Наконец она открыла замок чёрной сумочки, достала ножницы, не вставая и не спеша, с тщательностью чертёжника, шов за швом распорола старые Алёшкины штаны, курточку, мешковину — всё тряпьё, в которое неделю назад зашила свой столик. Отпоротые тряпки сползли на пол, и среди пустых стен и хаоса вещей вдруг солнечно сверкнули великолепной полировкой и бронзой тонкие, изящно изогнутые ножки. Глаза Елены Васильевны на какой-то миг оживились. Она высвободила из вещей и тряпок весь столик, поставила его и, поджав губы, с усилием перетащила в заднюю, смежную комнату. Столик осторожно вдвинула в угол, напротив окна, отошла и опустилась на железную, кем-то уже принесённую для них кровать. Оживление оставило её. Она прислонилась щекой к холодному железу, с грустью смотрела на круглую поверхность столика, сияющую чем-то далёким и невозвратным. Этот туалетный столик красного дерева с бронзовыми инкрустациями на ножках был единственной достойной вещью в домашнем хозяйстве Поляниных. Он был как память, как последний свидетель того далёкого времени, когда Елена Васильевна безумно поверила в свою счастливую звезду и стала женой заметного даже в Петрограде красивого молодого человека. Иван Петрович в то время был уже партийцем-большевиком, и его, студента четвёртого курса Лесного института, удачно организовавшего по специальному заданию лесозаготовки в Тихвинском уезде, выдвинули на руководящую работу. Учреждение, где он работал, снабжало дровами весь Питер. А топливо в те годы было как хлеб. Что значило тогда тепло живого огня в печурке, Елена Васильевна увидела однажды воочию, на концерте, который давали для работников топливного фронта солисты петербургского оперного театра.
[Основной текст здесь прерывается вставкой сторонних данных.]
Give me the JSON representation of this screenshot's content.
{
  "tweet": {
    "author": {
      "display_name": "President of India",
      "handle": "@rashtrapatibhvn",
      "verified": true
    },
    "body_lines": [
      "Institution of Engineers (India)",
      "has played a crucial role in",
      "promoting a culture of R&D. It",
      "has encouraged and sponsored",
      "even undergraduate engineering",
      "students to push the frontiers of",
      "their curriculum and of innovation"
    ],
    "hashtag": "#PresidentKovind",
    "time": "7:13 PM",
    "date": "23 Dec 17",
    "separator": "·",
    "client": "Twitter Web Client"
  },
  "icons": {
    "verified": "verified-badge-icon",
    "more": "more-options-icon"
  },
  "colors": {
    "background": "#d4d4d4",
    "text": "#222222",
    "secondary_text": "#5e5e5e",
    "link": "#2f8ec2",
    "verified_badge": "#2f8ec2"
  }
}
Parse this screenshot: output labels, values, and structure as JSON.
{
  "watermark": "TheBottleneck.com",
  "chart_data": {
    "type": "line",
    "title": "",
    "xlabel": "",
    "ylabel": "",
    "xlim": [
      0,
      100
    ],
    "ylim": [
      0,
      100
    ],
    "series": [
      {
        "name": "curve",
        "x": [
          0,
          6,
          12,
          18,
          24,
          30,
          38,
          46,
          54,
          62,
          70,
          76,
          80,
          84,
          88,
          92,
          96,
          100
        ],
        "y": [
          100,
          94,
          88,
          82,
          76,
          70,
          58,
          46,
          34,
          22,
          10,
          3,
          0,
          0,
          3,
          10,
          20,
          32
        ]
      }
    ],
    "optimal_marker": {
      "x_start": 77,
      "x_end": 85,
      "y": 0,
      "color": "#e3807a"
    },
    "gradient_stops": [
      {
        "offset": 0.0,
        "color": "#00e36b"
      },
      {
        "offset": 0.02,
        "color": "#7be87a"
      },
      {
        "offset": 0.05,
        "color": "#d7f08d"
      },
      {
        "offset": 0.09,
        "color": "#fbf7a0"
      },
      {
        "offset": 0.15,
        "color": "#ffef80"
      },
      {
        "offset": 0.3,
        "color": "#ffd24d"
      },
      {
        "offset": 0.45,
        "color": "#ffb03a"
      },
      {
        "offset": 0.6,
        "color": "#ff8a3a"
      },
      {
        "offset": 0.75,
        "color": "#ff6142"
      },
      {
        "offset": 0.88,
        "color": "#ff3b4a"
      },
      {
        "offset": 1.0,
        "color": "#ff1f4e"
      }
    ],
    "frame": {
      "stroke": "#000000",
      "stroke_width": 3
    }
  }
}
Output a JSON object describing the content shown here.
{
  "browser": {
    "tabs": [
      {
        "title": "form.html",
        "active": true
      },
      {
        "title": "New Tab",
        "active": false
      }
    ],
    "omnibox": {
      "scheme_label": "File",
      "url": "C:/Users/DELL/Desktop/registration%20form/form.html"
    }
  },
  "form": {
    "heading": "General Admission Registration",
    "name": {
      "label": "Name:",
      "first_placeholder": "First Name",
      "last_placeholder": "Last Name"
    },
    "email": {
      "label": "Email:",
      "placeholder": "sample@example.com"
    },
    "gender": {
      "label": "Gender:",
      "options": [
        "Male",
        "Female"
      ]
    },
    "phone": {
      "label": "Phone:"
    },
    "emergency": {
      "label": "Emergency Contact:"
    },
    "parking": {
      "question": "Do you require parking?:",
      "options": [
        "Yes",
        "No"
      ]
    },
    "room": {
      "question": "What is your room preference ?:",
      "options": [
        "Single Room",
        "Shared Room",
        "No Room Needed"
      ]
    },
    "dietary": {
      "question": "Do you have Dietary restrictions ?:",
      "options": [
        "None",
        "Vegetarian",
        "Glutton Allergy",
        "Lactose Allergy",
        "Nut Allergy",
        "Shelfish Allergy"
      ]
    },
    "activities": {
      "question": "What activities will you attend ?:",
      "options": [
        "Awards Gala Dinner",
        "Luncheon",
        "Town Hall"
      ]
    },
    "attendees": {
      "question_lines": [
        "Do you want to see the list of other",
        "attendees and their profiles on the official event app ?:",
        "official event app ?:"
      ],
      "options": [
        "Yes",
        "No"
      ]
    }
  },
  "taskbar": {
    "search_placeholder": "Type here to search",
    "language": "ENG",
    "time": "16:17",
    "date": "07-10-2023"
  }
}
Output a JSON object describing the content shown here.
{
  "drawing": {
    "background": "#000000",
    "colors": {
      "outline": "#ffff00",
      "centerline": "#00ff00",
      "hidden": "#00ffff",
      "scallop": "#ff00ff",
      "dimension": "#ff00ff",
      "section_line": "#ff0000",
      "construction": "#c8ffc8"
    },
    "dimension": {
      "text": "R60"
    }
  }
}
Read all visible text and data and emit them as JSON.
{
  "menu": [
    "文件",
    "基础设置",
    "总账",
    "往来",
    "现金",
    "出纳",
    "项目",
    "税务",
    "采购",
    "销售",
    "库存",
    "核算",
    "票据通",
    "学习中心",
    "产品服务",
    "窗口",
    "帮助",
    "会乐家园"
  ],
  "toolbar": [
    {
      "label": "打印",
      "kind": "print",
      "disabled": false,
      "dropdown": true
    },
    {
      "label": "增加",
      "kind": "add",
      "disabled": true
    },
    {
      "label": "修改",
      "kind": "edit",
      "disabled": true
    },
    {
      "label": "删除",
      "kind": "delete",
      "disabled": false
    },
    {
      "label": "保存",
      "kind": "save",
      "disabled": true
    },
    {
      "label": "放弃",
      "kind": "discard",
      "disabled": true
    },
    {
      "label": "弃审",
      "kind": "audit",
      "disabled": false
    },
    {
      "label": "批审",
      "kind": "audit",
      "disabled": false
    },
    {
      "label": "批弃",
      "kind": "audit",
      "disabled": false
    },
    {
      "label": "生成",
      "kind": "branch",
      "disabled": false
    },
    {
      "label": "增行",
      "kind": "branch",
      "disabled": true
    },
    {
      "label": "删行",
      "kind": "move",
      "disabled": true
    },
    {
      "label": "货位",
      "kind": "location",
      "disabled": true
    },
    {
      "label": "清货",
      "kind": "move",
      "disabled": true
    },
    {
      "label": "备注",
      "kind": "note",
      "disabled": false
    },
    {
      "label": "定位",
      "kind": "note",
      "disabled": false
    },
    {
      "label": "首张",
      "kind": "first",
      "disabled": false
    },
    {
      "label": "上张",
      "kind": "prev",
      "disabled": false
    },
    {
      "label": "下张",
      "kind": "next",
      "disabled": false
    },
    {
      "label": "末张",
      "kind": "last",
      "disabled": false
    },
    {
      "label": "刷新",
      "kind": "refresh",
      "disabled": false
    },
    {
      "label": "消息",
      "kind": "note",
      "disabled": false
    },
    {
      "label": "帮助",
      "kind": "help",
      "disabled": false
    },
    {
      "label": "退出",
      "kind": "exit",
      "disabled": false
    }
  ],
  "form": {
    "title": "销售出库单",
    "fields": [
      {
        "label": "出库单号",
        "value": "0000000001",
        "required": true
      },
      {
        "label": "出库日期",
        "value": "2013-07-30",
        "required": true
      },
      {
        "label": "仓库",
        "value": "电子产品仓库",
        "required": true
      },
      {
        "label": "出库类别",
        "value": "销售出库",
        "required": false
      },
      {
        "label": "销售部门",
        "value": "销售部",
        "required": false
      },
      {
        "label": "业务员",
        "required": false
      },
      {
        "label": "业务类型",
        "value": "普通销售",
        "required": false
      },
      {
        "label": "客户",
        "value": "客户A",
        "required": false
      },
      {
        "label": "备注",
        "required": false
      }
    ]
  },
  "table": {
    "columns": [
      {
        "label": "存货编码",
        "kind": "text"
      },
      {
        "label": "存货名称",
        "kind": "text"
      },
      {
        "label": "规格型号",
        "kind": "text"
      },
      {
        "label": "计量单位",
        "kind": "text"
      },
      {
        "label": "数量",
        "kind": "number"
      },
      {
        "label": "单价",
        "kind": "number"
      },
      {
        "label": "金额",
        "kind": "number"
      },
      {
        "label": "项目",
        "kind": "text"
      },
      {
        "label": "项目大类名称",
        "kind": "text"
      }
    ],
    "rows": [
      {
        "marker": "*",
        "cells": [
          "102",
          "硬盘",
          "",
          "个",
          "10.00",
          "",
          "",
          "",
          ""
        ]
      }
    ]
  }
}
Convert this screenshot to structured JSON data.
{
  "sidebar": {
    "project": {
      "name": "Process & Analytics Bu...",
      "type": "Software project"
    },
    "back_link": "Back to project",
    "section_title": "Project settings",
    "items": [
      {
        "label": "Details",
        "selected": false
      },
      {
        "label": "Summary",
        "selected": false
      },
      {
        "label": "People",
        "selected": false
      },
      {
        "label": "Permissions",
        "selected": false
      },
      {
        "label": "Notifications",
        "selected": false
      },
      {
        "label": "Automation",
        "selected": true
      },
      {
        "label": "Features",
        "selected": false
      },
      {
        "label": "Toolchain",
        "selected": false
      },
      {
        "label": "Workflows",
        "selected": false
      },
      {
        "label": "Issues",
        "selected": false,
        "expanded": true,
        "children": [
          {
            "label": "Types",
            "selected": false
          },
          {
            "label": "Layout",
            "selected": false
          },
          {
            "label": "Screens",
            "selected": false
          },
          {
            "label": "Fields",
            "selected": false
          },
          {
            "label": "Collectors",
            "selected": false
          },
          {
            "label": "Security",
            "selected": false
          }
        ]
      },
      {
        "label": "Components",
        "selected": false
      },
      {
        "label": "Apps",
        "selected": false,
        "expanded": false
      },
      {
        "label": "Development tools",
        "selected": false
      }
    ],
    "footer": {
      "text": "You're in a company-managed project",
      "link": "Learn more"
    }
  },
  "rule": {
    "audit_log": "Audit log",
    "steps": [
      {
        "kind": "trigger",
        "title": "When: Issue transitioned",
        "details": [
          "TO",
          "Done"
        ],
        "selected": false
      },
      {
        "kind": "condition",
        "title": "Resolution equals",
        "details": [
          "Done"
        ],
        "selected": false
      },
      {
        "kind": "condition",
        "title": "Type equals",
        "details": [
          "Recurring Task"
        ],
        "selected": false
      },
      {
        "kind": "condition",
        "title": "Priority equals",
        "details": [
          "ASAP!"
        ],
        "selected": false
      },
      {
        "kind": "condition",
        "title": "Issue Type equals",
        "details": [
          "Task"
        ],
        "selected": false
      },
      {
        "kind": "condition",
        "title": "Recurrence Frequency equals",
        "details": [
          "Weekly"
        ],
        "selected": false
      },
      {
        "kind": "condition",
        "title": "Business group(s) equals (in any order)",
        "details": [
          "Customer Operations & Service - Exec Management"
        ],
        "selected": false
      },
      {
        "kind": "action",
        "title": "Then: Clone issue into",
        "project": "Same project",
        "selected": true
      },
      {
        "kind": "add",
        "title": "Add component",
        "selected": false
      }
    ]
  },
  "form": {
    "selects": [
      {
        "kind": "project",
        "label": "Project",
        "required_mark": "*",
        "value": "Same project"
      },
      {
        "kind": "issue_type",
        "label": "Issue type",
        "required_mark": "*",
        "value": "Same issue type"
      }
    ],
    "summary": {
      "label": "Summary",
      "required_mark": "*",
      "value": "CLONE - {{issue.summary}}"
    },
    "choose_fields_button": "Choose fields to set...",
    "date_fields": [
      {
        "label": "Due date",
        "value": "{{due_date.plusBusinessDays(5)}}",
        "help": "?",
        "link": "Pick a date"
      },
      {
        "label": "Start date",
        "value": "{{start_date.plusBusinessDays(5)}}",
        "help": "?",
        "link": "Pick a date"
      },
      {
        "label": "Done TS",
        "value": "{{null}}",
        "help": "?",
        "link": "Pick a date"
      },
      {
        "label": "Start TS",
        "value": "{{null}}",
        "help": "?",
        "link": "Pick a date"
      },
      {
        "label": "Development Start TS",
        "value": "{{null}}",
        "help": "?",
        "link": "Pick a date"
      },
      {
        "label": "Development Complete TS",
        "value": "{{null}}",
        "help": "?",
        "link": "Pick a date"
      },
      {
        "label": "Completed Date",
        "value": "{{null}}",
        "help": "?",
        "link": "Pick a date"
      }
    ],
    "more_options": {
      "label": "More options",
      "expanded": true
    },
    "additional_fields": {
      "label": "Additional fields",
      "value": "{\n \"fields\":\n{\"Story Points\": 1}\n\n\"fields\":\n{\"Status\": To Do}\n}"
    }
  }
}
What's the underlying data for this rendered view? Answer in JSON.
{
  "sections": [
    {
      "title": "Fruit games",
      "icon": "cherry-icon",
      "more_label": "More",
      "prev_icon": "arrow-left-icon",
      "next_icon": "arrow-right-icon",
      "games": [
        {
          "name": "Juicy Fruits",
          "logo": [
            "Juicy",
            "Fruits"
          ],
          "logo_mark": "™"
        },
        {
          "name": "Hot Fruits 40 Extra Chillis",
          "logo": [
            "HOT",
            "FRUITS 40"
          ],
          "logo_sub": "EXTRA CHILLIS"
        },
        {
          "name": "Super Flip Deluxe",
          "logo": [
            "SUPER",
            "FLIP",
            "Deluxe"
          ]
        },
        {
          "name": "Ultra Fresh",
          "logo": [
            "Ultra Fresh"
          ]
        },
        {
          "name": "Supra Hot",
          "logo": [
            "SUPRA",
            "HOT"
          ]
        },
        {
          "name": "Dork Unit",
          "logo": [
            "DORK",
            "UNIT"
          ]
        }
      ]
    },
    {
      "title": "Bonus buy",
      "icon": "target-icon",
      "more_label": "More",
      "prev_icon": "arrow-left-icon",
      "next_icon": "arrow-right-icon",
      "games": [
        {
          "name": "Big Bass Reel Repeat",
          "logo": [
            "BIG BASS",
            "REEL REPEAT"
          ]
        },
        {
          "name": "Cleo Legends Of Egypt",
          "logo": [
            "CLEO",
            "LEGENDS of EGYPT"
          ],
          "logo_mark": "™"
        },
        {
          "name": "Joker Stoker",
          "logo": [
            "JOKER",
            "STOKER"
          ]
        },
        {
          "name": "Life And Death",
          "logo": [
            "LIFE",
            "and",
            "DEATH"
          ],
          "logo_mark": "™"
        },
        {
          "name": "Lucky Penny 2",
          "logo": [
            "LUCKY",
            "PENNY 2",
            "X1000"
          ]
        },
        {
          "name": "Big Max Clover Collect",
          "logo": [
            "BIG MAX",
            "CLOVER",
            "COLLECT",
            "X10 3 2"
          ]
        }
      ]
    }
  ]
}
«Облтоповцы», как звали их тогда, после концерта преподнесли артистам не розы и хризантемы, даже не астры, — каждому солисту они выдали по маленькой вязанке дров. И знаменитые артисты, перед именами которых млело её восторженное сердце, с радостью — она видела это, — с радостью и благодарностью несли в дома подаренные им щепки, прижимая их к своим собольим шубам. Её потрясла тогда переоценка ценностей, которой она была свидетель. Может быть, именно в тот вечер обаяние высокого искусства померкло в её глазах перед возможностью простого домашнего тепла. Лена оставила занятия в киностудии, овладела машинописью и заботами Ивана Петровича была устроена к нему секретарём.